Implementation steps
- 1Set up Test-Driven Development (TDD) with a deterministic input and isolated test state.
- 2For Test-Driven Development (TDD), invoke the behavior that produces the JavaScript behavior described by Test-Driven Development (TDD).
- 3In Test-Driven Development (TDD), apply `test()` with `expect()` and a focused matcher to the observed result.
- 4Finish Test-Driven Development (TDD) by asserting the observed value matching the stated expectation.
Verification
- 1Run Test-Driven Development (TDD) once with input that should satisfy the observed value matching the stated expectation.
- 2Add a negative Test-Driven Development (TDD) case that must produce a readable failure.
- 3Repeat Test-Driven Development (TDD) from fresh state to reveal shared-data or ordering dependencies.
- 4Diagnose Test-Driven Development (TDD) through the assertion message, stack trace, and relevant test output.
Scope
- 1Test-Driven Development (TDD) covers the JavaScript behavior described by Test-Driven Development (TDD).
- 2Test-Driven Development (TDD) does not directly prove browser rendering, production infrastructure, or non-JavaScript behavior outside this unit.
- 3Mocks and fixtures used by Test-Driven Development (TDD) must continue to match its real dependency contracts.
- 4For evidence outside the Test-Driven Development (TDD) process boundary, prefer an integration, end-to-end, contract, performance, or manual test.
Summary
- Test-Driven Development (TDD) setup: a deterministic input and isolated test state.
- Test-Driven Development (TDD) action: `test()` with `expect()` and a focused matcher.
- Test-Driven Development (TDD) assertion: the observed value matching the stated expectation.

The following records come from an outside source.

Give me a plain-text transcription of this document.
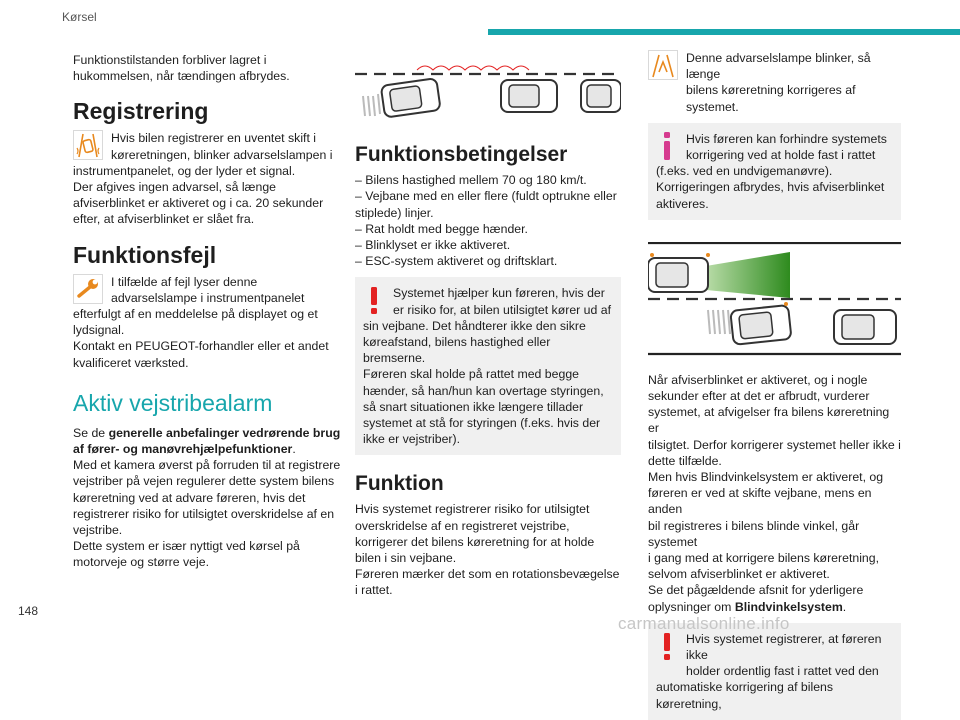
Kørsel

Funktionstilstanden forbliver lagret i

hukommelsen, når tændingen afbrydes.

Registrering

Hvis bilen registrerer en uventet skift i

køreretningen, blinker advarselslampen i

instrumentpanelet, og der lyder et signal.

Der afgives ingen advarsel, så længe

afviserblinket er aktiveret og i ca. 20 sekunder

efter, at afviserblinket er slået fra.

Funktionsfejl

I tilfælde af fejl lyser denne

advarselslampe i instrumentpanelet

efterfulgt af en meddelelse på displayet og et

lydsignal.

Kontakt en PEUGEOT-forhandler eller et andet

kvalificeret værksted.

Aktiv vejstribealarm

Se de generelle anbefalinger vedrørende brug

af fører- og manøvrehjælpefunktioner.

Med et kamera øverst på forruden til at registrere

vejstriber på vejen regulerer dette system bilens

køreretning ved at advare føreren, hvis det

registrerer risiko for utilsigtet overskridelse af en

vejstribe.

Dette system er især nyttigt ved kørsel på

motorveje og større veje.

Funktionsbetingelser

– Bilens hastighed mellem 70 og 180 km/t.

– Vejbane med en eller flere (fuldt optrukne eller

stiplede) linjer.

– Rat holdt med begge hænder.

– Blinklyset er ikke aktiveret.

– ESC-system aktiveret og driftsklart.

Systemet hjælper kun føreren, hvis der

er risiko for, at bilen utilsigtet kører ud af

sin vejbane. Det håndterer ikke den sikre

køreafstand, bilens hastighed eller

bremserne.

Føreren skal holde på rattet med begge

hænder, så han/hun kan overtage styringen,

så snart situationen ikke længere tillader

systemet at stå for styringen (f.eks. hvis der

ikke er vejstriber).

Funktion

Hvis systemet registrerer risiko for utilsigtet

overskridelse af en registreret vejstribe,

korrigerer det bilens køreretning for at holde

bilen i sin vejbane.

Føreren mærker det som en rotationsbevægelse

i rattet.

Denne advarselslampe blinker, så længe

bilens køreretning korrigeres af systemet.

Hvis føreren kan forhindre systemets

korrigering ved at holde fast i rattet

(f.eks. ved en undvigemanøvre).

Korrigeringen afbrydes, hvis afviserblinket

aktiveres.

Når afviserblinket er aktiveret, og i nogle

sekunder efter at det er afbrudt, vurderer

systemet, at afvigelser fra bilens køreretning er

tilsigtet. Derfor korrigerer systemet heller ikke i

dette tilfælde.

Men hvis Blindvinkelsystem er aktiveret, og

føreren er ved at skifte vejbane, mens en anden

bil registreres i bilens blinde vinkel, går systemet

i gang med at korrigere bilens køreretning,

selvom afviserblinket er aktiveret.

Se det pågældende afsnit for yderligere

oplysninger om Blindvinkelsystem.

Hvis systemet registrerer, at føreren ikke

holder ordentlig fast i rattet ved den

automatiske korrigering af bilens køreretning,

148
carmanualsonline.info
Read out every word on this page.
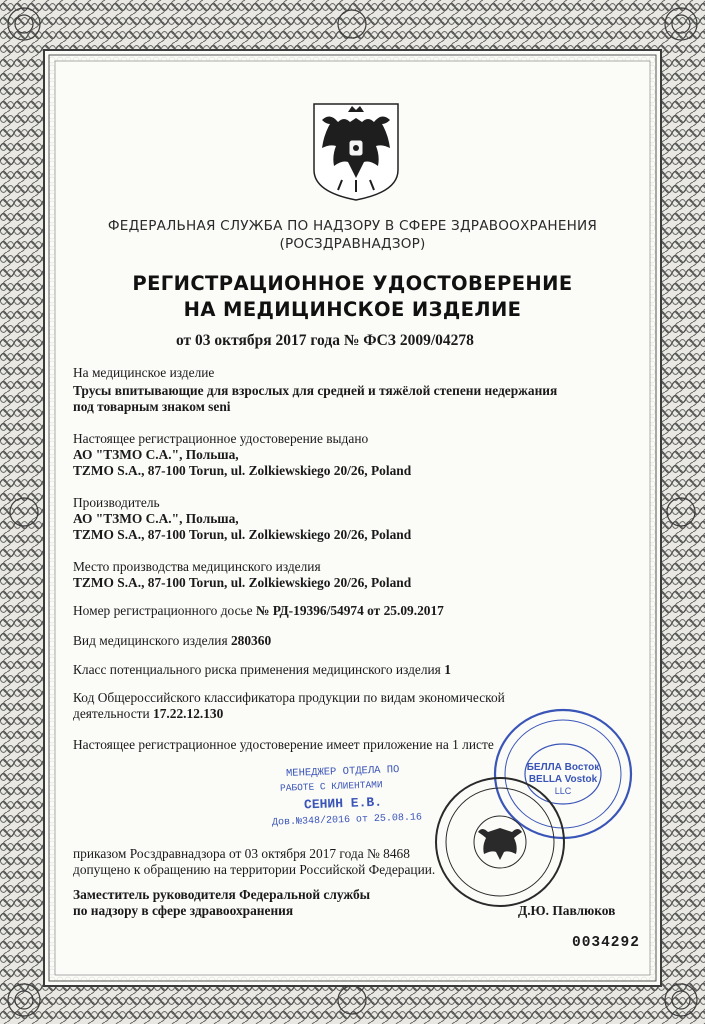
ФЕДЕРАЛЬНАЯ СЛУЖБА ПО НАДЗОРУ В СФЕРЕ ЗДРАВООХРАНЕНИЯ
(РОСЗДРАВНАДЗОР)
РЕГИСТРАЦИОННОЕ УДОСТОВЕРЕНИЕ
НА МЕДИЦИНСКОЕ ИЗДЕЛИЕ
от 03 октября 2017 года № ФСЗ 2009/04278
На медицинское изделие
Трусы впитывающие для взрослых для средней и тяжёлой степени недержания
под товарным знаком seni
Настоящее регистрационное удостоверение выдано
АО "ТЗМО С.А.", Польша,
TZMO S.A., 87-100 Torun, ul. Zolkiewskiego 20/26, Poland
Производитель
АО "ТЗМО С.А.", Польша,
TZMO S.A., 87-100 Torun, ul. Zolkiewskiego 20/26, Poland
Место производства медицинского изделия
TZMO S.A., 87-100 Torun, ul. Zolkiewskiego 20/26, Poland
Номер регистрационного досье № РД-19396/54974 от 25.09.2017
Вид медицинского изделия 280360
Класс потенциального риска применения медицинского изделия 1
Код Общероссийского классификатора продукции по видам экономической
деятельности 17.22.12.130
Настоящее регистрационное удостоверение имеет приложение на 1 листе
МЕНЕДЖЕР ОТДЕЛА ПО
РАБОТЕ С КЛИЕНТАМИ
СЕНИН Е.В.
Дов.№348/2016 от 25.08.16
БЕЛЛА Восток
BELLA Vostok
LLC
приказом Росздравнадзора от 03 октября 2017 года № 8468
допущено к обращению на территории Российской Федерации.
Заместитель руководителя Федеральной службы
по надзору в сфере здравоохранения	Д.Ю. Павлюков
0034292
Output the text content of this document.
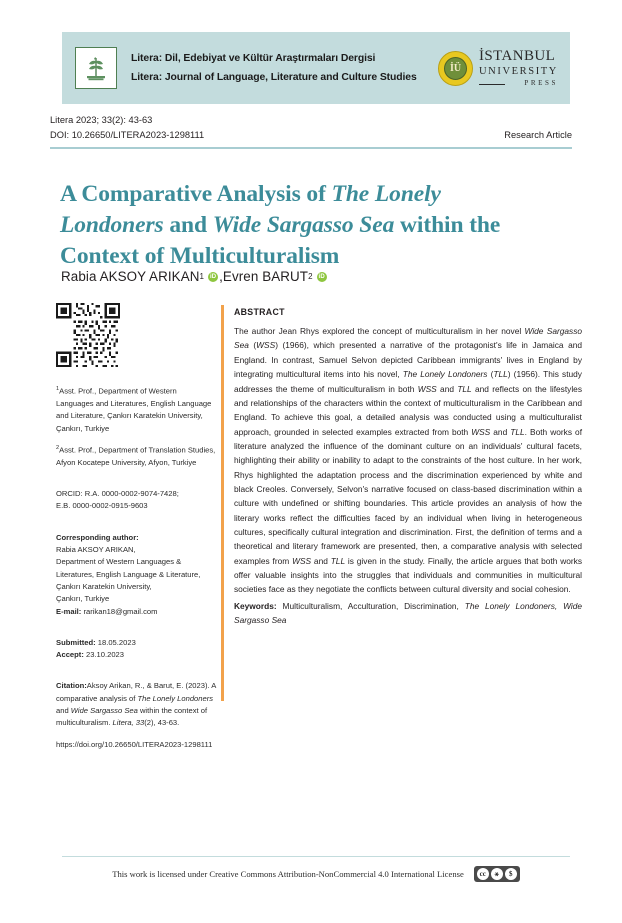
Litera: Dil, Edebiyat ve Kültür Araştırmaları Dergisi
Litera: Journal of Language, Literature and Culture Studies
İÜ
İSTANBUL
UNIVERSITY
PRESS
Litera 2023; 33(2): 43-63
DOI: 10.26650/LITERA2023-1298111	Research Article
A Comparative Analysis of The Lonely Londoners and Wide Sargasso Sea within the Context of Multiculturalism
Rabia AKSOY ARIKAN 1 iD , Evren BARUT 2
iD

$^1$Asst. Prof., Department of Western Languages and Literatures, English Language and Literature, Çankırı Karatekin University, Çankırı, Turkiye

$^2$Asst. Prof., Department of Translation Studies, Afyon Kocatepe University, Afyon, Turkiye

ORCID: R.A. 0000-0002-9074-7428;

E.B. 0000-0002-0915-9603

Corresponding author:

Rabia AKSOY ARIKAN,

Department of Western Languages &

Literatures, English Language & Literature,

Çankırı Karatekin University,

Çankırı, Turkiye

E-mail: rarikan18@gmail.com

Submitted: 18.05.2023

Accept: 23.10.2023

Citation:Aksoy Arikan, R., & Barut, E. (2023). A comparative analysis of The Lonely Londoners and Wide Sargasso Sea within the context of multiculturalism. Litera, 33(2), 43-63.

https://doi.org/10.26650/LITERA2023-1298111

ABSTRACT
The author Jean Rhys explored the concept of multiculturalism in her novel Wide Sargasso Sea (WSS) (1966), which presented a narrative of the protagonist's life in Jamaica and England. In contrast, Samuel Selvon depicted Caribbean immigrants' lives in England by integrating multicultural items into his novel, The Lonely Londoners (TLL) (1956). This study addresses the theme of multiculturalism in both WSS and TLL and reflects on the lifestyles and relationships of the characters within the context of multiculturalism in the Caribbean and England. To achieve this goal, a detailed analysis was conducted using a multiculturalist approach, grounded in selected examples extracted from both WSS and TLL. Both works of literature analyzed the influence of the dominant culture on an individuals' cultural facets, highlighting their ability or inability to adapt to the constraints of the host culture. In her work, Rhys highlighted the adaptation process and the discrimination experienced by white and black Creoles. Conversely, Selvon's narrative focused on class-based discrimination within a culture with undefined or shifting boundaries. This article provides an analysis of how the literary works reflect the difficulties faced by an individual when living in heterogeneous cultures, specifically cultural integration and discrimination. First, the definition of terms and a theoretical and literary framework are presented, then, a comparative analysis with selected examples from WSS and TLL is given in the study. Finally, the article argues that both works offer valuable insights into the struggles that individuals and communities in multicultural societies face as they negotiate the conflicts between cultural diversity and social cohesion.
Keywords: Multiculturalism, Acculturation, Discrimination, The Lonely Londoners, Wide Sargasso Sea
This work is licensed under Creative Commons Attribution-NonCommercial 4.0 International License	cc	⚹	$
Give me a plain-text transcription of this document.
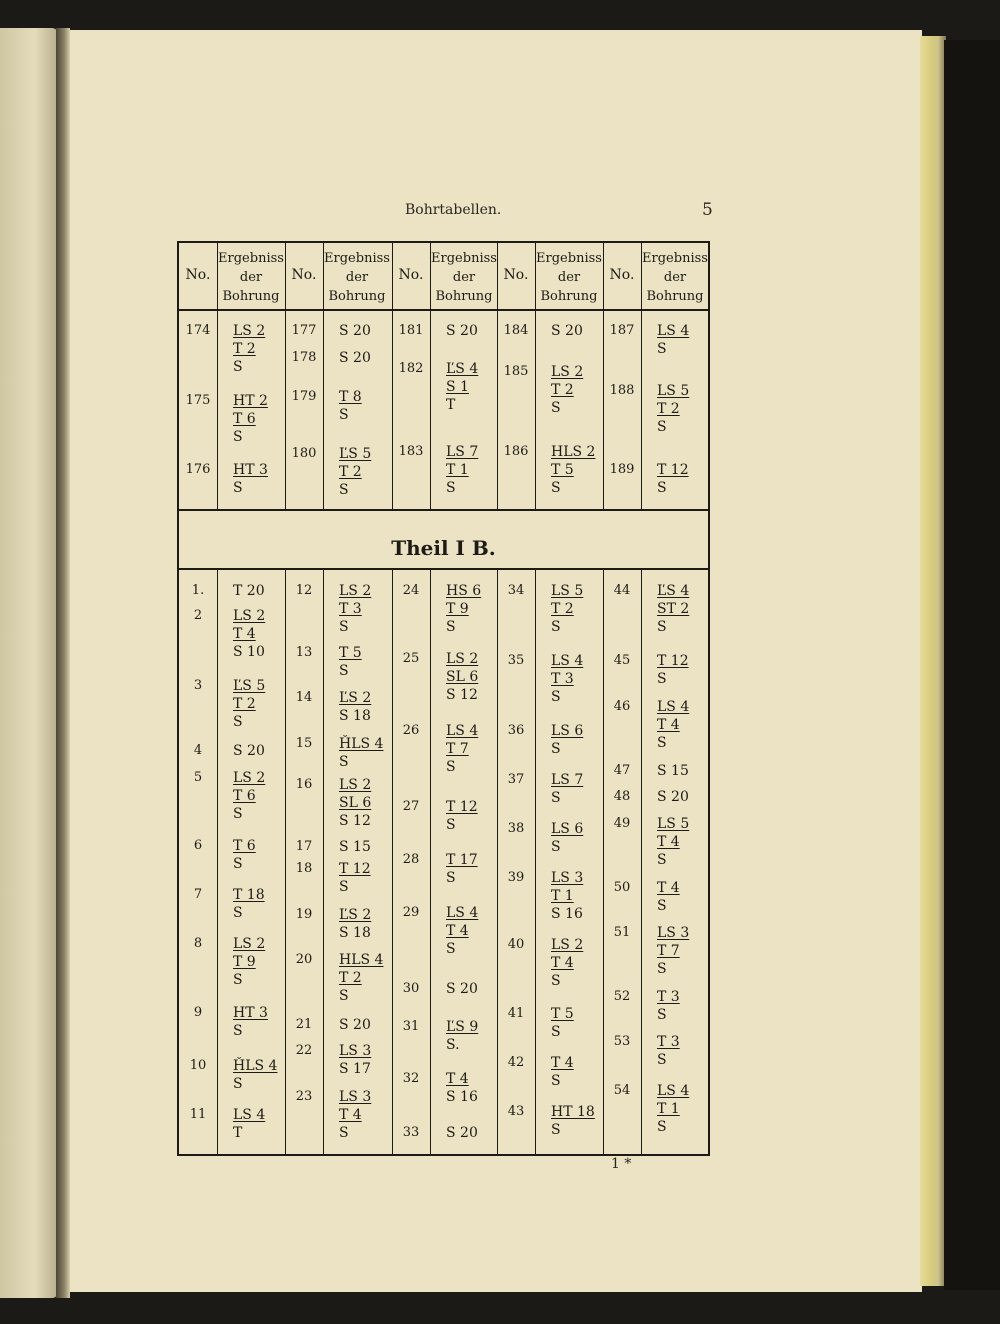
Bohrtabellen.	5
1 *
Theil I B.
No.
Ergebniss
der
Bohrung
No.
Ergebniss
der
Bohrung
No.
Ergebniss
der
Bohrung
No.
Ergebniss
der
Bohrung
No.
Ergebniss
der
Bohrung
174	LS 2
T 2
S
175	HT 2
T 6
S
176	HT 3
S
177	S 20
178	S 20
179	T 8
S
180	ĽS 5
T 2
S
181	S 20
182	ĽS 4
S 1
T
183	LS 7
T 1
S
184	S 20
185	LS 2
T 2
S
186	HLS 2
T 5
S
187	LS 4
S
188	LS 5
T 2
S
189	T 12
S
1.	T 20
2	LS 2
T 4
S 10
3	ĽS 5
T 2
S
4	S 20
5	LS 2
T 6
S
6	T 6
S
7	T 18
S
8	LS 2
T 9
S
9	HT 3
S
10	ȞLS 4
S
11	LS 4
T
12	LS 2
T 3
S
13	T 5
S
14	ĽS 2
S 18
15	ȞLS 4
S
16	LS 2
SL 6
S 12
17	S 15
18	T 12
S
19	ĽS 2
S 18
20	HLS 4
T 2
S
21	S 20
22	LS 3
S 17
23	LS 3
T 4
S
24	HS 6
T 9
S
25	LS 2
SL 6
S 12
26	LS 4
T 7
S
27	T 12
S
28	T 17
S
29	LS 4
T 4
S
30	S 20
31	ĽS 9
S.
32	T 4
S 16
33	S 20
34	LS 5
T 2
S
35	LS 4
T 3
S
36	LS 6
S
37	LS 7
S
38	LS 6
S
39	LS 3
T 1
S 16
40	LS 2
T 4
S
41	T 5
S
42	T 4
S
43	HT 18
S
44	ĽS 4
ST 2
S
45	T 12
S
46	LS 4
T 4
S
47	S 15
48	S 20
49	LS 5
T 4
S
50	T 4
S
51	LS 3
T 7
S
52	T 3
S
53	T 3
S
54	LS 4
T 1
S
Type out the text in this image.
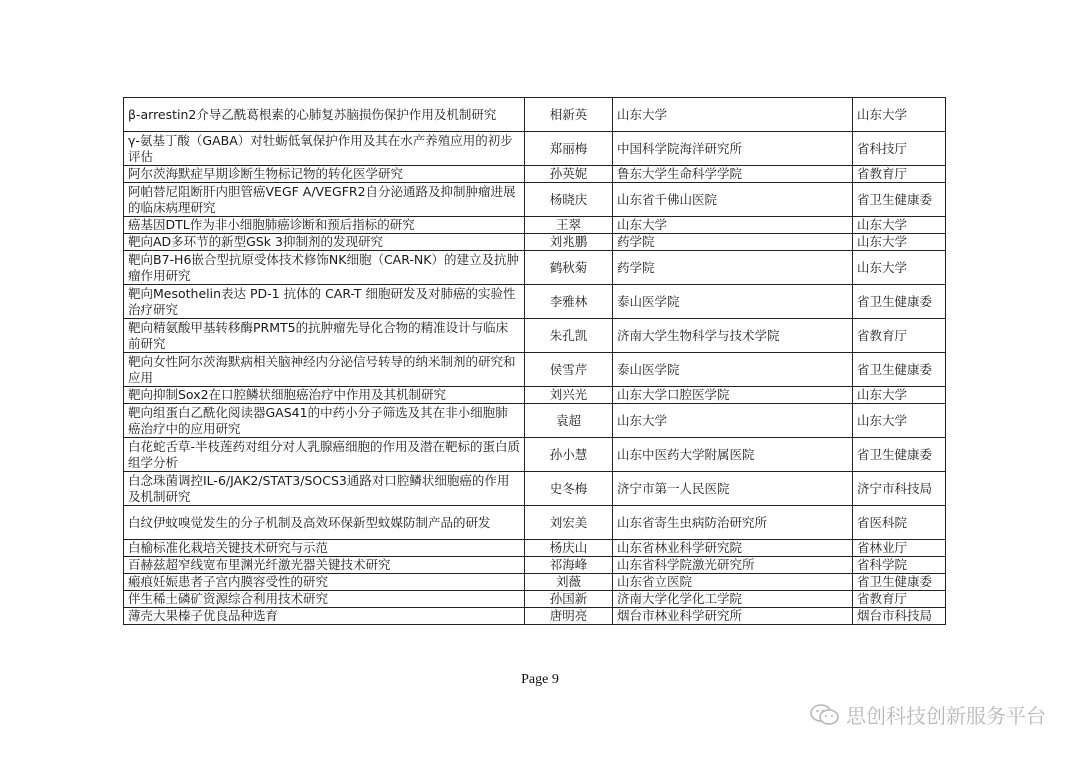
β-arrestin2介导乙酰葛根素的心肺复苏脑损伤保护作用及机制研究	相新英	山东大学	山东大学
γ-氨基丁酸（GABA）对牡蛎低氧保护作用及其在水产养殖应用的初步评估	郑丽梅	中国科学院海洋研究所	省科技厅
阿尔茨海默症早期诊断生物标记物的转化医学研究	孙英妮	鲁东大学生命科学学院	省教育厅
阿帕替尼阻断肝内胆管癌VEGF A/VEGFR2自分泌通路及抑制肿瘤进展的临床病理研究	杨晓庆	山东省千佛山医院	省卫生健康委
癌基因DTL作为非小细胞肺癌诊断和预后指标的研究	王翠	山东大学	山东大学
靶向AD多环节的新型GSk 3抑制剂的发现研究	刘兆鹏	药学院	山东大学
靶向B7-H6嵌合型抗原受体技术修饰NK细胞（CAR-NK）的建立及抗肿瘤作用研究	鹤秋菊	药学院	山东大学
靶向Mesothelin表达 PD-1 抗体的 CAR-T 细胞研发及对肺癌的实验性治疗研究	李雅林	泰山医学院	省卫生健康委
靶向精氨酸甲基转移酶PRMT5的抗肿瘤先导化合物的精准设计与临床前研究	朱孔凯	济南大学生物科学与技术学院	省教育厅
靶向女性阿尔茨海默病相关脑神经内分泌信号转导的纳米制剂的研究和应用	侯雪芹	泰山医学院	省卫生健康委
靶向抑制Sox2在口腔鳞状细胞癌治疗中作用及其机制研究	刘兴光	山东大学口腔医学院	山东大学
靶向组蛋白乙酰化阅读器GAS41的中药小分子筛选及其在非小细胞肺癌治疗中的应用研究	袁超	山东大学	山东大学
白花蛇舌草-半枝莲药对组分对人乳腺癌细胞的作用及潜在靶标的蛋白质组学分析	孙小慧	山东中医药大学附属医院	省卫生健康委
白念珠菌调控IL-6/JAK2/STAT3/SOCS3通路对口腔鳞状细胞癌的作用及机制研究	史冬梅	济宁市第一人民医院	济宁市科技局
白纹伊蚊嗅觉发生的分子机制及高效环保新型蚊媒防制产品的研发	刘宏美	山东省寄生虫病防治研究所	省医科院
白榆标准化栽培关键技术研究与示范	杨庆山	山东省林业科学研究院	省林业厅
百赫兹超窄线宽布里渊光纤激光器关键技术研究	祁海峰	山东省科学院激光研究所	省科学院
瘢痕妊娠患者子宫内膜容受性的研究	刘薇	山东省立医院	省卫生健康委
伴生稀土磷矿资源综合利用技术研究	孙国新	济南大学化学化工学院	省教育厅
薄壳大果榛子优良品种选育	唐明亮	烟台市林业科学研究所	烟台市科技局
Page 9
思创科技创新服务平台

- Test-Driven Development (TDD) diagnostics: the assertion message, stack trace, and relevant test output.
- Test-Driven Development (TDD) boundary: choose an integration, end-to-end, contract, performance, or manual test for browser rendering, production infrastructure, or non-JavaScript behavior outside this unit.
Interview Questions
Q1. What does Test-Driven Development (TDD) verify?
Answer: Test-Driven Development (TDD) verifies the JavaScript behavior described by Test-Driven Development (TDD).
Q2. Which Jest API is central to Test-Driven Development (TDD)?
Answer: The central Test-Driven Development (TDD) API is `test()` with `expect()` and a focused matcher.
Q3. What proves Test-Driven Development (TDD) passed?
Answer: A passing Test-Driven Development (TDD) test shows the observed value matching the stated expectation.
Q4. What makes Test-Driven Development (TDD) unreliable?
Answer: A common Test-Driven Development (TDD) cause is testing implementation details instead of externally meaningful behavior.
Q5. When should another test type replace Test-Driven Development (TDD)?
Answer: Replace Test-Driven Development (TDD) with an integration, end-to-end, contract, performance, or manual test for browser rendering, production infrastructure, or non-JavaScript behavior outside this unit.
Quick Quiz
Which approach correctly implements Test-Driven Development (TDD)?